There has been a decline of 89 per cent in the direct recruitment in central government ministries and departments in 2015 as compared to 2013, data presented in Lok Sabha shows. Minister of State for personnel, public grievances and pensions Jitendra Singh presented the data about recruitment in central government jobs in two separate responses.
The data presented in the House shows that the total appointments made through direct recruitment by central government ministries and departments have plummeted to 15,877 in 2015 which is a decline of 89 per cent from 1,51,841 in the year 2013.
In 2014, the figure was 1,26,261.
There has also been a 90 per cent decline in the direct recruitment of reserved category candidates in the central government jobs in the year 2015 as compared to 2013, it says.
The data provided for 74 ministries shows that 92,928 candidates belonging to Scheduled Caste, Scheduled Tribes and Other Backward Classes were appointed through direct recruitment in the year 2013.
In 2014, the numbers declined to 72,077 (69 ministries) which plummeted to only 8,436 (50 ministries) in the year 2015 which is a sharp decline of 90 per cent as compared to 2013, the government data shows.

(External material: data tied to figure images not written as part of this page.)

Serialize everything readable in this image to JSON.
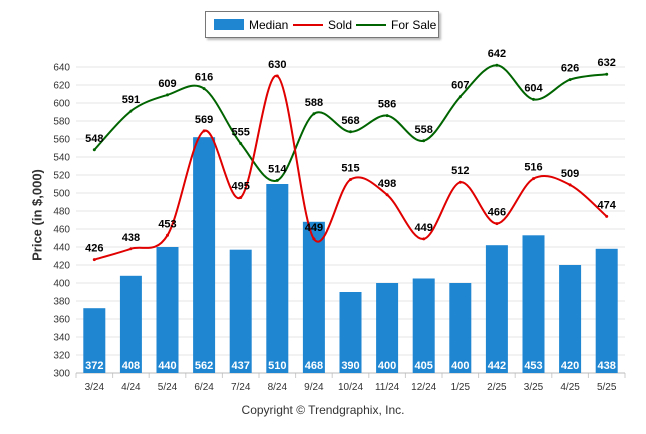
{
  "chart_data": {
    "type": "bar",
    "categories": [
      "3/24",
      "4/24",
      "5/24",
      "6/24",
      "7/24",
      "8/24",
      "9/24",
      "10/24",
      "11/24",
      "12/24",
      "1/25",
      "2/25",
      "3/25",
      "4/25",
      "5/25"
    ],
    "series": [
      {
        "name": "Median",
        "type": "bar",
        "color": "#1f86d1",
        "values": [
          372,
          408,
          440,
          562,
          437,
          510,
          468,
          390,
          400,
          405,
          400,
          442,
          453,
          420,
          438
        ]
      },
      {
        "name": "Sold",
        "type": "line",
        "color": "#e00000",
        "values": [
          426,
          438,
          453,
          569,
          495,
          630,
          449,
          515,
          498,
          449,
          512,
          466,
          516,
          509,
          474
        ]
      },
      {
        "name": "For Sale",
        "type": "line",
        "color": "#006400",
        "values": [
          548,
          591,
          609,
          616,
          555,
          514,
          588,
          568,
          586,
          558,
          607,
          642,
          604,
          626,
          632
        ]
      }
    ],
    "ylabel": "Price (in $,000)",
    "xlabel": "",
    "ylim": [
      300,
      650
    ],
    "yticks": [
      300,
      320,
      340,
      360,
      380,
      400,
      420,
      440,
      460,
      480,
      500,
      520,
      540,
      560,
      580,
      600,
      620,
      640
    ],
    "grid": true,
    "legend_position": "top-center"
  },
  "footer": "Copyright © Trendgraphix, Inc."
}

In a separate response, the minister said 31 per cent of 92,589 vacancies, which is 28,713, for reserved categories remained unfulfilled as of December 31, 2016.
He said 20,975 vacancies for Scheduled Castes, 15,874 vacancies for Scheduled Tribes and 20,027 vacancies for Other Backward Classes have been filled up during the period April 1, 2012 to December 31, 2016.
“As per information provided by 10 major ministries and departments including Public Sector Banks/Financial Institutions, Central Public Sector Undertakings etc 28,713 vacancies remained unfilled as on December 31, 2016, which comes to about 31 per cent of 92,589 backlog vacancies, reserved for Scheduled Castes, Scheduled Tribes and Other Backward Classes,” Singh said.
He said that these 10 ministries and departments have been requested to take expeditious action with regard to the unfilled reserved backlog vacancies.
On the recruitment of minority community in central government jobs, he said according to the data received from 79 ministries and departments for the year 2014-15, 18,822 employees (8.56 per cent) were recruited from minority communities in Government services and PSUs.
The data, from 44 ministries and departments for the year 2015-16, shows the recruitment from minority community dipped to 2,851 employees (7.5 per cent).
“The posts sanctioned in Government ministries and departments are required to be filled as per the recruitment rules as and when vacancies arise,” he said.
The minister said that filling up of posts is a continuous process depending on the vacancies arising across ministries and departments during the years and action calenders of the recruitment agencies.
He said that in this regard all ministries and departments have been requested to take advance action for reporting vacancy position with respect to direct recruitment posts to recruitment agencies such as Union Public Service Commission and Staff Selection Commission etc.
Singh said ministries and departments have also been requested for timely convening of the departmental promotion committee meeting for filling up of promotional posts.
On the issue of vacancies for reserved category, the Minister said, “The Government had constituted a committee under the Chairmanship of the then Secretary, Department of Social Justice and Empowerment to make an analysis of the reasons for non-filling up of reserved vacancies and to suggest remedial measures.”
He said various ministries and departments have constituted in-house committee and initiated action for filling up of reserved vacancies.
“Department of Personnel and Training monitors the progress in filling up of reserved category vacancies for Scheduled Castes, Scheduled Tribes and Other Backward Classes with 10 Ministries and Departments having majority of the employees in Central Government. Six meetings were held in this regard,” he said.